Message non lu par Raistlin » mar. 06 mars 2012, 10:25

Attention, ne confondez pas le prêt simple et le prêt à intérêt. Car vous dites : Pourtant, très nombreux ont été les rois -Philippe le Bel, Philippe VI...- hommes d'Eglise (notamment pour construire les cathédrales qui se sont financées largement à crédit) qui n'ont pas hésité à s'endetter auprès de prêteurs ou de banques au cours de l'Histoire.

Vous avez sans doute raison, mais encore faut-il s'assurer qu'il y ait bien eu des intérêts.
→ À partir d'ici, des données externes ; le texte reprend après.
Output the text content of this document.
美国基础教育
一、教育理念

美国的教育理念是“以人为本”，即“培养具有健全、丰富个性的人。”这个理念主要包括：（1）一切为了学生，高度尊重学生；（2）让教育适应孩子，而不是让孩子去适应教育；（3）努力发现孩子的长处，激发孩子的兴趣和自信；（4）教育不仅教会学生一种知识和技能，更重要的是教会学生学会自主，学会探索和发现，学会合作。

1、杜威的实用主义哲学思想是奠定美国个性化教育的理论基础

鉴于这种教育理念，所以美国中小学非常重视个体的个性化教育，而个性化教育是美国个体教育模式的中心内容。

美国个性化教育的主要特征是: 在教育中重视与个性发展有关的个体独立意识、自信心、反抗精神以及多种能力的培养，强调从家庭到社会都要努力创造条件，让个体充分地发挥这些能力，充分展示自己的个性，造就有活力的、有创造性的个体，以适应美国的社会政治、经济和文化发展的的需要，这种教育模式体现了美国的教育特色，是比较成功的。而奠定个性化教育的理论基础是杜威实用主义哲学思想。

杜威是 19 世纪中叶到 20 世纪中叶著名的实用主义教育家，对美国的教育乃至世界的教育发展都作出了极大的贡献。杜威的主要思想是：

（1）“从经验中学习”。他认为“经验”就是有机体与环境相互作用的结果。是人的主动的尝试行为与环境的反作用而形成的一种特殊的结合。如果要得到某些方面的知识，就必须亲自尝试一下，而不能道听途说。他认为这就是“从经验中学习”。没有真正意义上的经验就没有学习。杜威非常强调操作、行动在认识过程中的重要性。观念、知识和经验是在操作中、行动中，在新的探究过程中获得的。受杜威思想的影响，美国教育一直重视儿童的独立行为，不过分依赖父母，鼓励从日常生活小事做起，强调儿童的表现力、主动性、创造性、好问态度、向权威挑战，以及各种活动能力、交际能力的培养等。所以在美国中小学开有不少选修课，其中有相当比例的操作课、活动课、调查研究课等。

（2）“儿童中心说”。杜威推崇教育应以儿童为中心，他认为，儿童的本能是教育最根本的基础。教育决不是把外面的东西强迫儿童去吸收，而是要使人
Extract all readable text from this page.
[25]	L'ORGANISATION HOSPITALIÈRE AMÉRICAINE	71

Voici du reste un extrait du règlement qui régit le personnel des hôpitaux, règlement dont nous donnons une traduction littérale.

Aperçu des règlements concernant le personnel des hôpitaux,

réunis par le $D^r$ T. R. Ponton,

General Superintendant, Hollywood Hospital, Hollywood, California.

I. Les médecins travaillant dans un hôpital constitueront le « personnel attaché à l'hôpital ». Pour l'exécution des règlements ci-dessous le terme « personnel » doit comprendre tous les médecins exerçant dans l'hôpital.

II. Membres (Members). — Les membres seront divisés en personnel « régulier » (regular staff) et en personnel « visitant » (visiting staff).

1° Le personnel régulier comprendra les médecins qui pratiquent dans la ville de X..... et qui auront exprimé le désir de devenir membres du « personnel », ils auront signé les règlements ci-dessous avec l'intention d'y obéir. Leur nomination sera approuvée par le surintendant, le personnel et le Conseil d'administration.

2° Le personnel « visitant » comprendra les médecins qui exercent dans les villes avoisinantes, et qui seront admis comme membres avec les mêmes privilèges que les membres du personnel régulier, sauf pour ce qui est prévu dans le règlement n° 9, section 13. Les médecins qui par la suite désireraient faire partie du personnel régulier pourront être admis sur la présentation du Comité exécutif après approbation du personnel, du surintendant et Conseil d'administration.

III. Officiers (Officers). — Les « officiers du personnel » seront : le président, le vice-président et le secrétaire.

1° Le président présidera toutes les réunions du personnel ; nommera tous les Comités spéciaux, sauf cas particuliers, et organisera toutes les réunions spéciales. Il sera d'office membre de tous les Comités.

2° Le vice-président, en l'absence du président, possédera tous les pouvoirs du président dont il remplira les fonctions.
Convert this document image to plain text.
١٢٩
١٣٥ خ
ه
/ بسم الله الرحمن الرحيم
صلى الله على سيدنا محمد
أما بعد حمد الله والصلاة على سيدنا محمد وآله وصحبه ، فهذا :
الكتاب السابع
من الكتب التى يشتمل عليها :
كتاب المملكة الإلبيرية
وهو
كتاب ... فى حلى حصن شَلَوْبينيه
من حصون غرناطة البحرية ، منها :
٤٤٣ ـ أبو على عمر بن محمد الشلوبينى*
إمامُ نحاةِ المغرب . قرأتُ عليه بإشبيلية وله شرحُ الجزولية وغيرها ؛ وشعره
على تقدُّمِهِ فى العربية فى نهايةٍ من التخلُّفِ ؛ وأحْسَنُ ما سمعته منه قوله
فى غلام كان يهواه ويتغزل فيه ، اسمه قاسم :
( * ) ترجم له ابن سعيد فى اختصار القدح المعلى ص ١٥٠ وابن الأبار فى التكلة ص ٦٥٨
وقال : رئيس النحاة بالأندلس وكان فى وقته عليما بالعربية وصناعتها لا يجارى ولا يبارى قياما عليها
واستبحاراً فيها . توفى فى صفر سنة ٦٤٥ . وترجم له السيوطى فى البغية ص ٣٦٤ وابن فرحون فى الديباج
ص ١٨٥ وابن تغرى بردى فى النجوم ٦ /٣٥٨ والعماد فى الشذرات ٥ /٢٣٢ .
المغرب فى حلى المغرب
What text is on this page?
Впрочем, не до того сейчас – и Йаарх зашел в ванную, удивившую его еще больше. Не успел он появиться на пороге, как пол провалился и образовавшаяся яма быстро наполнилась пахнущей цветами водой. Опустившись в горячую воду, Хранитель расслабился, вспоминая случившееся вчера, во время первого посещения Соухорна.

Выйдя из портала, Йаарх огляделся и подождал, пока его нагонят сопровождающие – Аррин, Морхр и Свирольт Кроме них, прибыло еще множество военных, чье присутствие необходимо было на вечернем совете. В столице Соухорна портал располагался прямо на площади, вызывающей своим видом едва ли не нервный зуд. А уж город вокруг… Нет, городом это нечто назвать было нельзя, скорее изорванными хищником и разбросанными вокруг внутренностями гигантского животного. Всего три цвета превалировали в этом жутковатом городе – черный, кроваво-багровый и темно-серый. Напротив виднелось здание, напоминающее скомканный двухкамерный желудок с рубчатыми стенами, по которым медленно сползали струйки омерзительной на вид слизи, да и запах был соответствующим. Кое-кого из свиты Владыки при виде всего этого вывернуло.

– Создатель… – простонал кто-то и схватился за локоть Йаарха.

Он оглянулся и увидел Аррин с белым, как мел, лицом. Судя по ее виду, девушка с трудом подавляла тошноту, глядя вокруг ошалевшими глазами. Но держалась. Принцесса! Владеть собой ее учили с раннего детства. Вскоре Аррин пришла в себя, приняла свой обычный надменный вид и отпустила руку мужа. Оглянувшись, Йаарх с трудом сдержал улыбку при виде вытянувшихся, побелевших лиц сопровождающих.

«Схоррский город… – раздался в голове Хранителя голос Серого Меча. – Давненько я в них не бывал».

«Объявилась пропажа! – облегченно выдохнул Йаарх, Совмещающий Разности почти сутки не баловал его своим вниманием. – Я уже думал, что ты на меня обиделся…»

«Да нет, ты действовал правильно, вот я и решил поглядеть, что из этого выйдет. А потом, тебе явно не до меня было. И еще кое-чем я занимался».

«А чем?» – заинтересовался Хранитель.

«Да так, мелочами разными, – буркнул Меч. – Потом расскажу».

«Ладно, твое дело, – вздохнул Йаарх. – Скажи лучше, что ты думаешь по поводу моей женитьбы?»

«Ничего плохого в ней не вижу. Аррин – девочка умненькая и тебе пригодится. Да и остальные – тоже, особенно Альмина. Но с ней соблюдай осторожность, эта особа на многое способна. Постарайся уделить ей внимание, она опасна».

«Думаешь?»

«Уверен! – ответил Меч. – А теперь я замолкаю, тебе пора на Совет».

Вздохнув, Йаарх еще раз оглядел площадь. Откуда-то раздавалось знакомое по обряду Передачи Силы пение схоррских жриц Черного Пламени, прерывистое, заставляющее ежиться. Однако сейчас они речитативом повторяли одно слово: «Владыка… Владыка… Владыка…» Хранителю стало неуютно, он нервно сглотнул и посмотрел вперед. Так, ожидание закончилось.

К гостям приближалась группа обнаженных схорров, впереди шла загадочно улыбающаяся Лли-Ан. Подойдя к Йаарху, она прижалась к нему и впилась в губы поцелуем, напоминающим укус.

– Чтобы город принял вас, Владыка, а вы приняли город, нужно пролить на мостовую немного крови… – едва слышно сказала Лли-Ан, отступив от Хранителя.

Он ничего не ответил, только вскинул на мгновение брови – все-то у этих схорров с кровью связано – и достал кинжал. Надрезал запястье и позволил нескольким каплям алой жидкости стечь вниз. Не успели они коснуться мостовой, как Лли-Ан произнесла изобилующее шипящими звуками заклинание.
Il n'est pas illicite, sauf erreur de ma part, de prêter et de se faire rembourser ensuite.


Sinon, pour ce qui est du fait que le prêt à intérêt est largement répandu, que voulez-vous que nous vous répondions ? Nous vivons dans une société qui tue les enfants à naître, qui bourre les femmes d'hormones au nom du "plaisir", qui prêche la luxure et l'hédonisme. S'il n'y avait que le prêt à intérêt qui posait problème, ce serait un moindre mal...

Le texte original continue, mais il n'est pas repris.